Wszystkiego tego nauczyliśmy się z Beatą podczas naszego pierwszego, pełnego dnia w Pekinie (co jest dla mnie o tyle wstydliwe, że przecież już wcześniej byłem w tym mieście). Nauczyliśmy się również, że w pobliżu placu Niebiańskiego spokoju nie należy jeść śniadań, bowiem tamtejsze restauracje liczą sobie za nie co najmniej trzykrotność tego, co lokale leżące głębiej w trzewiach miasta.
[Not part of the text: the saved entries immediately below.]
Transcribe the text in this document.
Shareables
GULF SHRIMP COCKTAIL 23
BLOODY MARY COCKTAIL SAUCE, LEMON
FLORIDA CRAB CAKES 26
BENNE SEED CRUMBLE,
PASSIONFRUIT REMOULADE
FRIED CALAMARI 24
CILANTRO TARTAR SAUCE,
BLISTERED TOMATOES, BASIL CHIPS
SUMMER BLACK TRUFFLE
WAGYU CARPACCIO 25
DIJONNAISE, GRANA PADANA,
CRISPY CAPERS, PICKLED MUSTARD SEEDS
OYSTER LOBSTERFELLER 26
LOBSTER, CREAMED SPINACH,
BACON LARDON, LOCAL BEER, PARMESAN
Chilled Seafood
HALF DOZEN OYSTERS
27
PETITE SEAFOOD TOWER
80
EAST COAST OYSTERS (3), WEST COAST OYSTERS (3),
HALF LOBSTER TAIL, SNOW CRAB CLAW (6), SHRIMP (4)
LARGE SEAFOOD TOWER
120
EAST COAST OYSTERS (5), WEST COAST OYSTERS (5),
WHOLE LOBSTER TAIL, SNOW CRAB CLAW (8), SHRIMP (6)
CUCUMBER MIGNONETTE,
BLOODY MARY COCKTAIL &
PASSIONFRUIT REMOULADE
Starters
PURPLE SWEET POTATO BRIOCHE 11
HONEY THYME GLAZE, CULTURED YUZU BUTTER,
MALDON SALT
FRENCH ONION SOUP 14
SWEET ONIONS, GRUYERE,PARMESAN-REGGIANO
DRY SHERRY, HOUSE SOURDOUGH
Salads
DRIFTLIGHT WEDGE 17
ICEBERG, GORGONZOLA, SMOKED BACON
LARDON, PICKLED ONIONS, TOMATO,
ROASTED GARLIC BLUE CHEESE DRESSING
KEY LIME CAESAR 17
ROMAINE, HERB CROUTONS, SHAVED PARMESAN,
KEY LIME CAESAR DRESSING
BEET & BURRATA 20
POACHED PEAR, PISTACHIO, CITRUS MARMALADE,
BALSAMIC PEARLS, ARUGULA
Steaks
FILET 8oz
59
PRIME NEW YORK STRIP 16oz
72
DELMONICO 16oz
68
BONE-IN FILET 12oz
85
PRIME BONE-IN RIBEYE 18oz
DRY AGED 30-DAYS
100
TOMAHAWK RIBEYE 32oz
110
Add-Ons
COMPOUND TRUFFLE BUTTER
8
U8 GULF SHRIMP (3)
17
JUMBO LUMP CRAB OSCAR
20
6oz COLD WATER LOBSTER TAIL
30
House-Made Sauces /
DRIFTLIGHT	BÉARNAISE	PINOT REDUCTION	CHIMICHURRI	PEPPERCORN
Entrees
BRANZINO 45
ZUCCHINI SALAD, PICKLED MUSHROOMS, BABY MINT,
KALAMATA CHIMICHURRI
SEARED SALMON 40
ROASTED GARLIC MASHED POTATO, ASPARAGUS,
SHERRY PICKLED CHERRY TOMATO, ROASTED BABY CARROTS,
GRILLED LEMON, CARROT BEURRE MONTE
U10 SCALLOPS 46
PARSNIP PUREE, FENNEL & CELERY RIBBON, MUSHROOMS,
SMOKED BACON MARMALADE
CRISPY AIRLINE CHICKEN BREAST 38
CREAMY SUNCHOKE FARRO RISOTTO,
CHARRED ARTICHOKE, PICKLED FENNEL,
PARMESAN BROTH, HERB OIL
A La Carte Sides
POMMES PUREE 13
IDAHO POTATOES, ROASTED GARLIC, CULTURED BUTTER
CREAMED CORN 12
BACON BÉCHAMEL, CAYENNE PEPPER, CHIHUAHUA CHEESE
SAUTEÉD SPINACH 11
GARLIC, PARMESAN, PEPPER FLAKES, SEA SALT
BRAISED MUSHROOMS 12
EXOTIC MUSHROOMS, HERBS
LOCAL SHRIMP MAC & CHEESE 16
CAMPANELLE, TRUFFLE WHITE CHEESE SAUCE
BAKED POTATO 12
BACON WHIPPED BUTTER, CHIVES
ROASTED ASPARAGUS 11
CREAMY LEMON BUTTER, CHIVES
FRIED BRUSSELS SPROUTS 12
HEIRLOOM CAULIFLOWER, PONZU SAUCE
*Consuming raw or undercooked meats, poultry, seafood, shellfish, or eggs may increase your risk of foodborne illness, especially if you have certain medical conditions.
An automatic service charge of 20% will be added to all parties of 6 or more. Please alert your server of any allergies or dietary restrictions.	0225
O samym zwiedzaniu Zakazanego miasta nie będę się rozwodził. Raz, że już o tym pisałem; a dwa, że atrakcję tę uważam za jedną z największych (w każdym sensie) pułapek na turystów na świecie. Pomimo niewątpliwej urody całego kompleksu, jego zwiedzanie to rodzaj tortury, który powinien być serwowany Europejczykom o poglądach rasistowskich. Niekończące się place i korytarze mnie osobiście zmęczyły po 30 minutach i marzyłem tylko o tym, żeby już się stamtąd wyrwać. Beata, pomimo tego, że była to jej pierwsza wizyta na miejscu, wkrótce zaczęła podzielać moją chęć. Możliwość wypożyczenia audio-guide’a to interesująca alternatywa, która na pewno nieco ubarwia wizytę na miejscu, ale z drugiej strony również mocno ją wydłuża. Tę opcję polecę więc tylko naprawdę oddanym fanom Kraju Środka. Wreszcie – ilość chińskich turystów na miejscu jest wręcz zatrważająca, a z przypadkiem zasłyszanej wypowiedzi polskiego przewodnika dowiedzieliśmy się, że w miesiącach wakacyjnych jest kilkakrotnie razy gorzej. Dość powiedzieć, że w lecie 2008 roku w Zakazanym mieście było mniej turystów niż w kwietniu 2015. Nawet nie chcę sobie wyobrażać, jak sytuacja wygląda w lipcu, ale przewiduję, że powodzenie Zakazanego miasta przyczyniło się do wskrzeszenia instytucji komitetów kolejkowych oraz upychaczy, którzy po Olimpiadzie stracili pracę na dworcach kolejowych.
Co by jednak nie mówić, kto nie był w Zakazanym Mieście, ten nie był w Pekinie. Trzeba po prostu zacisnąć zęby i się przemęczyć.